Çocuğun başarısız olunca üzüldün ; başardı mı ?
Sevdiğin bir yakının ölünce üzüldün; canlanıp döndü mü?
Ticarette zarar edince üzüldün; zararların kâra dönüştü mü?
Üzülme !
Felakete üzüldün; felaketler çoğaldı.
Fakirlikten dolayı üzüldün; huzursuzluğun arttı.
Seni sevmeyenlerin dedikodularına üzüldün; onları sevindirdin.
Üzülme !
Çünkü üzüntü ; sana
Geniş bir ev,
Güzel bir eş,
Bol bir servet,
Yüce bir makam,
Hayırlı bir evlat vermez!..
Üzülme !
Çünkü üzüntü;
Saf suyu zakkum gibi acı,
Gülü dikenli bir ot,
Güzelim bahçeyi bir çöl,
Nurlu hayatı da yaşanmaz bir hapishaneye dönüştürür.
Üzülme !
Ve haline şükret ! Çünkü;
Sağlam iki gözün, kulakların, dudakların var.
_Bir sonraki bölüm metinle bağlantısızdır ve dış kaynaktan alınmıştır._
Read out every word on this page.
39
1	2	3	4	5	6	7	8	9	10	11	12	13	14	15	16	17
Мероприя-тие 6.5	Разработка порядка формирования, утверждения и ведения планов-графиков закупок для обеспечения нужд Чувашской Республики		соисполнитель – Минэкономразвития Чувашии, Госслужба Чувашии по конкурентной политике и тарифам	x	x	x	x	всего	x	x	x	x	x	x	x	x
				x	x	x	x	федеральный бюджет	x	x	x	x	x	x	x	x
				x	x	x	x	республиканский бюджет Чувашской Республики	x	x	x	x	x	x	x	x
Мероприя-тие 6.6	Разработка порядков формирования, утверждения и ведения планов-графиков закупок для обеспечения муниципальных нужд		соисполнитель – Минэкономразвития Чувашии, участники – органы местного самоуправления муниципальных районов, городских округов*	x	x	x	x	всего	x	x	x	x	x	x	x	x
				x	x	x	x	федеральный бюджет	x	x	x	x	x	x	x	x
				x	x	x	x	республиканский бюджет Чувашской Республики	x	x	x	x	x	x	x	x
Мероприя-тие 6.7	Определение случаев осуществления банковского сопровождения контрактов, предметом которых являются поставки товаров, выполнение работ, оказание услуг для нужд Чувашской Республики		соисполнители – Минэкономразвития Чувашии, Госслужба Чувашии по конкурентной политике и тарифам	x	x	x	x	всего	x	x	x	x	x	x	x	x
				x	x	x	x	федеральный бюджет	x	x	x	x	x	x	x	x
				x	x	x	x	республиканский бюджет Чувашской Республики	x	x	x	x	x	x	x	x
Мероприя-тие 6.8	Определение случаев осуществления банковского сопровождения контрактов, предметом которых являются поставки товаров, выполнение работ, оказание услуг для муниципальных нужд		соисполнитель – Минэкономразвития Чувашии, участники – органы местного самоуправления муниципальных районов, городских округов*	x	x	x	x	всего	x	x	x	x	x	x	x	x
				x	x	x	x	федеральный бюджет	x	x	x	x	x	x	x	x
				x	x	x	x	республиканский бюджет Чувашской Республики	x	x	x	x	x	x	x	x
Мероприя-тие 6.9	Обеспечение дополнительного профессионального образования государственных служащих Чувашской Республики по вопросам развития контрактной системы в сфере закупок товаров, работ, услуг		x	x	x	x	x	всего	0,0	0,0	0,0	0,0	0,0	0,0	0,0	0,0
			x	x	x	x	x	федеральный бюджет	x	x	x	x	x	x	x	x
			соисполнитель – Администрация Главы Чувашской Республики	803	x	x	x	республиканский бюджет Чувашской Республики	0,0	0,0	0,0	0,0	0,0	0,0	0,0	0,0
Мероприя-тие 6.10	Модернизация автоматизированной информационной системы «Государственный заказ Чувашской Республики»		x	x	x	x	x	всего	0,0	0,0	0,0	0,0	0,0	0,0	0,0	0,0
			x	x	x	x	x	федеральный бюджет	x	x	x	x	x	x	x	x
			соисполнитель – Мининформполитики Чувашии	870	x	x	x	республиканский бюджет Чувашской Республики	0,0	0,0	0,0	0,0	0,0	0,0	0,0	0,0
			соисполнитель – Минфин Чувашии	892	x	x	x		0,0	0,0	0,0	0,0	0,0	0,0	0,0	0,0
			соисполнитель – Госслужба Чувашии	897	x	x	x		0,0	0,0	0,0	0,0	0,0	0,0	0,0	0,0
İki elin – kolun, ayakların, konuşan dilin var.
Kendine güvenin ve sağlam bir vücudun var !.
Üzülme !
Ve haline şükret ! Çünkü;
Sağlam bir inancın, bir dinin var.
İçinde huzur bulacağın bir evin, bir ailen var.
Yiyecek ekmeğin, içecek suyun, giyecek giysin var.
Ve yanında huzur bulacağın insanlar var !
Şu halde üzüntün niye..?
(ALINTI)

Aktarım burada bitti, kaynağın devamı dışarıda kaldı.